Le billet de Didier Berret, LQJ 20.07.2024
Le vieux rabbin avait réuni ses plus fidèles disciples devant la place de la synagogue dans la vieille ville de Bratislava. Comme c'était l'hiver, il avait allumé un grand feu autour duquel il les accueillit et les salua l'un après l'autre au fur et à mesure de leur arrivée. Une fois tous présents, il laissa s'installer un temps de silence assez long, très solennel avant de prendre la parole, comme il en avait l'habitude.
Tous étaient pendus à ses lèvres tant sa sagesse était grande, son intelligence brillante et son verbe agréable. Il sortit de sa veste un grand cahier et leur dit: «Voici! À l'intérieur, j'ai consigné toutes mes pensées, toutes mes réflexions, ce que je vous ai enseigné de plus profond durant toutes ces années.»
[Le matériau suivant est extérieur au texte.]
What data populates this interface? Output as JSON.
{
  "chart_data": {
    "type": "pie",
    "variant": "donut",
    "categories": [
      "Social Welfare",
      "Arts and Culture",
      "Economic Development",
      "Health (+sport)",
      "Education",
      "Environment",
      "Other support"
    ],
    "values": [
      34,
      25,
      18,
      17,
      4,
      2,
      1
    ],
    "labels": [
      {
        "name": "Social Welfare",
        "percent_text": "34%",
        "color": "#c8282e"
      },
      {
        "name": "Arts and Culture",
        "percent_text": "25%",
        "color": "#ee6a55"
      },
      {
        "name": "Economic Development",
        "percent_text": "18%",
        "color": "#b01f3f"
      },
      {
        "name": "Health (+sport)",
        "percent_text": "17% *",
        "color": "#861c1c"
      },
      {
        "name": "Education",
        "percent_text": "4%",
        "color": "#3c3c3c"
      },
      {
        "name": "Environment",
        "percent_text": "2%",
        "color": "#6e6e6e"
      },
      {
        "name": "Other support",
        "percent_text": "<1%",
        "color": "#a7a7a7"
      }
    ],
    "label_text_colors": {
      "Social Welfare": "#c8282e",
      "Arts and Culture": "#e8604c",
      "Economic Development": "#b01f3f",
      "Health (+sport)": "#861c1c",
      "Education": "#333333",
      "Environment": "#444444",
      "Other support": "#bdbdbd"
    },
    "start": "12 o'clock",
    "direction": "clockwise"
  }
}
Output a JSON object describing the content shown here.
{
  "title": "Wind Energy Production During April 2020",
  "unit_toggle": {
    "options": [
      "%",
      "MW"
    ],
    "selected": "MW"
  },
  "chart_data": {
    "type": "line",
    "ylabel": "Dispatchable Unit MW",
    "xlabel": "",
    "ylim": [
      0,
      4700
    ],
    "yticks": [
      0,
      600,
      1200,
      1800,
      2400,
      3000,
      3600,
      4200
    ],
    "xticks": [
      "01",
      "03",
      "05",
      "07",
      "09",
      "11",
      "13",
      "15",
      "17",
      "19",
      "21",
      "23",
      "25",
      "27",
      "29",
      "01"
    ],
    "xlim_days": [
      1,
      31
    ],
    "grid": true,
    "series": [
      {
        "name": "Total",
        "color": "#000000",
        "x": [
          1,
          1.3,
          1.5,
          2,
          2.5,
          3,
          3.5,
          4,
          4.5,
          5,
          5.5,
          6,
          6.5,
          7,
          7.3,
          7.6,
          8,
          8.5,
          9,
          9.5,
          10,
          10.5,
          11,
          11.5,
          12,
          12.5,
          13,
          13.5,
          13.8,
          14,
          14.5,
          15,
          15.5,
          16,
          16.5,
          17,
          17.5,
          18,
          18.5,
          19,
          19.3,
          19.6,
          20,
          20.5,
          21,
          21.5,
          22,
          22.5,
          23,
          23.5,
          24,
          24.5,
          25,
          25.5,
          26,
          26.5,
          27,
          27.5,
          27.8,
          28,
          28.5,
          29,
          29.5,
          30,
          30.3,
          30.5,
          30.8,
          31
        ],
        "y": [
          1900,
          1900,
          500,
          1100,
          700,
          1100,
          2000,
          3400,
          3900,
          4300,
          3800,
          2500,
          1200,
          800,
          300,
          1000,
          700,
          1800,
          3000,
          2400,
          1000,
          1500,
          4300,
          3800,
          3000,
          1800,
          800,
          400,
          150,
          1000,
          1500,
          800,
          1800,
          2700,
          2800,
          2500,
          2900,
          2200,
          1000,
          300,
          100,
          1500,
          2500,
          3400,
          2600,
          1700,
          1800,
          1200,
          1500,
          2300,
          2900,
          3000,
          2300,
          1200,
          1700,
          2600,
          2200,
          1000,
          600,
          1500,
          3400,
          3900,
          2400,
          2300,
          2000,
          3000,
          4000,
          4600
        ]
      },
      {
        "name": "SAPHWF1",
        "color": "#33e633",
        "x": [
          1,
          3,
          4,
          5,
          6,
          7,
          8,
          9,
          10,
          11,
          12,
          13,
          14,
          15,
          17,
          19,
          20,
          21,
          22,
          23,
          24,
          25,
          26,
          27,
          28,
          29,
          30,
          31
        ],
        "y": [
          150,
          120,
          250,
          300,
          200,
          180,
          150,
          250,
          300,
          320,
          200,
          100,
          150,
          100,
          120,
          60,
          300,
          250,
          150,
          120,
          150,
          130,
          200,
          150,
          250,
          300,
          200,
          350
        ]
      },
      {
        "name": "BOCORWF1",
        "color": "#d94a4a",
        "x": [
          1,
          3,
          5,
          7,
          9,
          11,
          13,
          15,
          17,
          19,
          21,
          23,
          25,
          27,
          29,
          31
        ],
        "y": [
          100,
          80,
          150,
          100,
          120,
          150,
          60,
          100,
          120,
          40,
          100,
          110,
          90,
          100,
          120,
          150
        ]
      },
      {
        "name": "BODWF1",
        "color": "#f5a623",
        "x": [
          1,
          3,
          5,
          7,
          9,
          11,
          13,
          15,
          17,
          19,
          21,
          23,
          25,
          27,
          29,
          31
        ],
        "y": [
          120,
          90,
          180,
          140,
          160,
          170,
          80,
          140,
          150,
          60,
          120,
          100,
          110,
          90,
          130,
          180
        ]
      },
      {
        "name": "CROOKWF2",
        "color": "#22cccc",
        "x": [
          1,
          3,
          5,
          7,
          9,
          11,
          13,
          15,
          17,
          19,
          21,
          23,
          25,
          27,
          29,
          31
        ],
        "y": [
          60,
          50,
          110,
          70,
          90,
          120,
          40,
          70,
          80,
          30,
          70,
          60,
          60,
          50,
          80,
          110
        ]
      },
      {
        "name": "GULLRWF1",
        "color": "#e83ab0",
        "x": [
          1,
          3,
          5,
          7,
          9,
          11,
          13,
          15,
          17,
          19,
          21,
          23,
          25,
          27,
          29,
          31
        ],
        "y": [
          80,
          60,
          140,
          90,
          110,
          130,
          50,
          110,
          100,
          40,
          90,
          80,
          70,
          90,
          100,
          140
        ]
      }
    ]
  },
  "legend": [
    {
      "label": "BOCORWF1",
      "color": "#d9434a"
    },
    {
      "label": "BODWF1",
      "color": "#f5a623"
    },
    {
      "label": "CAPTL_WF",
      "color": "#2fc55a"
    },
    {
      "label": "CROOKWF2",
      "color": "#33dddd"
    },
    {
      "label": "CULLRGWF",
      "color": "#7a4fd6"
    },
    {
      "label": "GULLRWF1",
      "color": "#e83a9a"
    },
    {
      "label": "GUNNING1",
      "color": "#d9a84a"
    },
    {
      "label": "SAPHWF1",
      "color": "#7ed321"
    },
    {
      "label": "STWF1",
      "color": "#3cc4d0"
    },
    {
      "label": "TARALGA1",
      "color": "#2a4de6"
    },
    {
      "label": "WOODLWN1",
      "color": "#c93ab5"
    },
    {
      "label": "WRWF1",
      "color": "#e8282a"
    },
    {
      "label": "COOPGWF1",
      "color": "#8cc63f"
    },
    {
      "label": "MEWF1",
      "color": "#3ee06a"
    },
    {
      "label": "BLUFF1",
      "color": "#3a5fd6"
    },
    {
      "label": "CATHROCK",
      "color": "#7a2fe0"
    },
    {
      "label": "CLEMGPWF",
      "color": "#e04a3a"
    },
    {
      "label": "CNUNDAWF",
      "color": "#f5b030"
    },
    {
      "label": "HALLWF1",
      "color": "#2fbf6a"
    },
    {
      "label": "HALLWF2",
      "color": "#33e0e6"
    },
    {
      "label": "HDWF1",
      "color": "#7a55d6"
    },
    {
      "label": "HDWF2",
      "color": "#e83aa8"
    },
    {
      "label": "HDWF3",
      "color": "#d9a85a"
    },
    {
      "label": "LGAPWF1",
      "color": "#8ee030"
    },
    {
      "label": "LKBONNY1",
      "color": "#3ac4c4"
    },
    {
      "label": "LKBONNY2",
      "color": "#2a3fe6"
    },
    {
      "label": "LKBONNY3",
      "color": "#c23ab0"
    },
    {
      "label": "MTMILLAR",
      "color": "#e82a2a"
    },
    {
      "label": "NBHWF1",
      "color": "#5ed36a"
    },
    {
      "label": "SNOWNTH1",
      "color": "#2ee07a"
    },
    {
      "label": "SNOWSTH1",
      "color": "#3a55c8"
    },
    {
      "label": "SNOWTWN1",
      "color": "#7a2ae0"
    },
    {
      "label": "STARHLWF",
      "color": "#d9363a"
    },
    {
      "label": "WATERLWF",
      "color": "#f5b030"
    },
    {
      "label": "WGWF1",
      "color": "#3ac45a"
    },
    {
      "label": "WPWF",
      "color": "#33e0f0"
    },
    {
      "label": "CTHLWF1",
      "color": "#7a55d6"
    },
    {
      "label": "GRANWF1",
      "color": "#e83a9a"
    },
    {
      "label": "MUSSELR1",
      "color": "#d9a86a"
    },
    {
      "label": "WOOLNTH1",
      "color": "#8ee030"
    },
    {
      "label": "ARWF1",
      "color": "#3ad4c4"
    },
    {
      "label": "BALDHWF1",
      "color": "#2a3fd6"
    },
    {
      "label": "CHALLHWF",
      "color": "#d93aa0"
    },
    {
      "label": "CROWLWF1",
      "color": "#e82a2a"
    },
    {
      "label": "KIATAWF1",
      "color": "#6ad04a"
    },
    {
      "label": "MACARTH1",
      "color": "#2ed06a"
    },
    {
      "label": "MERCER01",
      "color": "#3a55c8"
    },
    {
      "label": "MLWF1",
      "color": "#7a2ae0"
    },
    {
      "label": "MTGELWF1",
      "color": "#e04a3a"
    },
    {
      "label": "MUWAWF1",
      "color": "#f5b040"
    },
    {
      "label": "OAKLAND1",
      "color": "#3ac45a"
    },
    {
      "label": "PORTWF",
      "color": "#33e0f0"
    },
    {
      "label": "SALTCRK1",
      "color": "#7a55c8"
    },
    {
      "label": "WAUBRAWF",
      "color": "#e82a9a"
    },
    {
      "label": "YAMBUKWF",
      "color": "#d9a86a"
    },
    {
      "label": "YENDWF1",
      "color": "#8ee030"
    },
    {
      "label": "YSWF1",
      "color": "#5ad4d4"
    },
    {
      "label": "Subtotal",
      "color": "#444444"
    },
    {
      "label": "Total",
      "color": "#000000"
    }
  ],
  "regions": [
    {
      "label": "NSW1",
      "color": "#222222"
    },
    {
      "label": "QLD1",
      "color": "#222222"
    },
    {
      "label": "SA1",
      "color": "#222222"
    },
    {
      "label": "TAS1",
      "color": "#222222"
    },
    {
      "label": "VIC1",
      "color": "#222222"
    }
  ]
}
À peine eut-il terminé sa phrase qu'à la stupeur générale, il jeta son livre au feu. Un homme eut le réflexe de se précipiter mais il le retint fermement et dit: «Laisse-le brûler! Vous n'avez pas à penser comme moi, chacun de vous doit faire son propre chemin avec l'aide des autres.» Puis il ajouta cette phrase devenue célèbre: «Ne demande jamais ton chemin à quelqu'un qui le connaît, tu n'aurais pas la chance de te perdre.» L'histoire est vraie. Le rabbin s'appelait Nahman, il n'a laissé aucun écrit mais il a peut-être inspiré Philippe Geluck qui a placé dans une bulle du Chat cette réplique savoureuse digne du rabbin de Bratislava et que ni Socrate ni Jésus n'auraient reniée: «C'est en errant ensemble qu'on devient co-errant.»
En vous souhaitant un bel été avec des lieux de paroles constructifs.